First in Serpentine’s new program of interdisciplinary projects, offering a cross-section of music, fashion, architecture and design for a series of annual short duration projects, Grace Wales Bonner presents, A Time For New Dreams, a holistic exploration of the shrine, mysticism and ritual.
By employing a range of different media, from literature and music to fabric and cultural relics, the exhibition is not just an extension of her work on the runway (her FW19 show next month, Mumbo Jumbo, will be the exhibition’s denouement) but an opportunity to celebrate her own Jamaican heritage.
A profoundly intellectual designer, Bonner’s practice since graduating from St Martins in 2014 (where her final year Afrique collection won the L’Oreal Professional Talent Prize) is deeply concerned with identity and personhood.

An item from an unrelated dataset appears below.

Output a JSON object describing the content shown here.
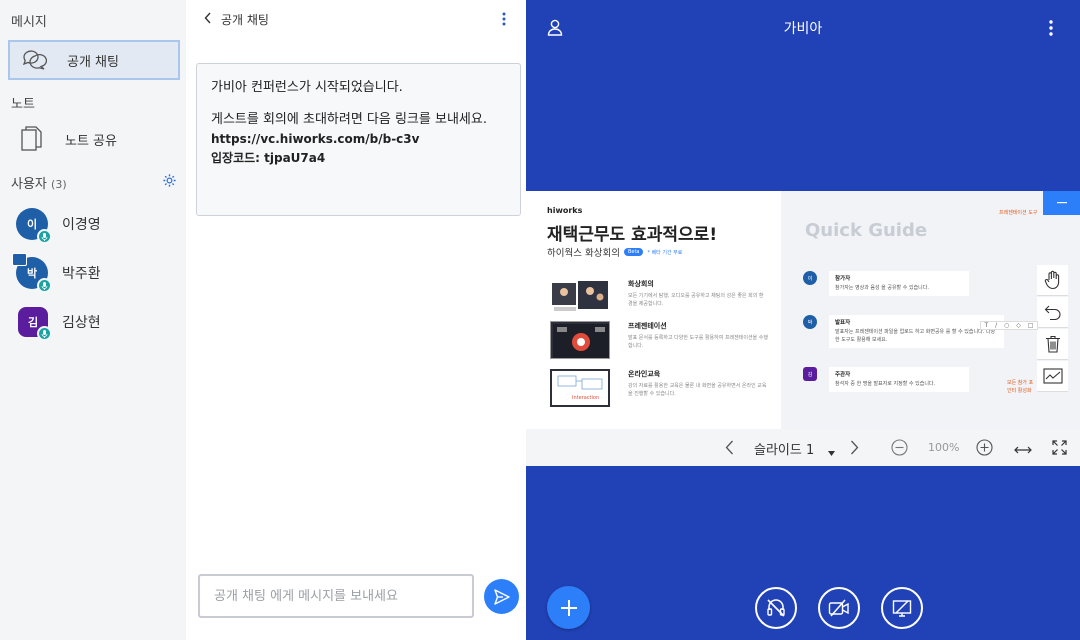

From her SS16 lookbook, centered on the extraordinary story of Ethiopian slave-turned-ruler Malik Ambar, to her Ebonics collection, questioning the portrayal of black people in 19th-century painting, her collections offer introspective studies on representation and personal histories.
As the first Serpentine exhibition created by a fashion designer, few are better suited than Bonner, whose colourful signature of cross-pollinating cultural references are here materialised in the form of individual shrines dispersed throughout the Sackler gallery representing, in the designer’s words, “portals to another dimension”.
Grace Wales Bonner, The love in which I wash, Photograph by Harley Weir
Taking its title from Nigerian poet and author Ben Okri’s collection of essays, the exhibition explores both the material value of shrines throughout black history and their metaphysical importance as spiritual thresholds to alternate, imagined realities.
The portrayal of spirituality is here predicated on the work of American historian Robert Farris Thompson, whose ethnographic text on the comparative study of Afro-Atlantic altars is the basis for Bonner’s own investigation into the meaning of shrines. Thompson’s dual definition of ritual as both fixed and moving is mirrored through an inter-disciplinary blend of material and immaterial, collective participation and individual enlightenment.
A live workshop by Philadelphia-born musician and mystic Laraaji highlights the performative and communal value of ritual – something Bonner is keen to extend throughout the exhibition’s run with a live program that includes a reading by playwright and Klein as well as number of ritual movements by performance artist Michael John-Harper, taking place during the final days of the exhibition.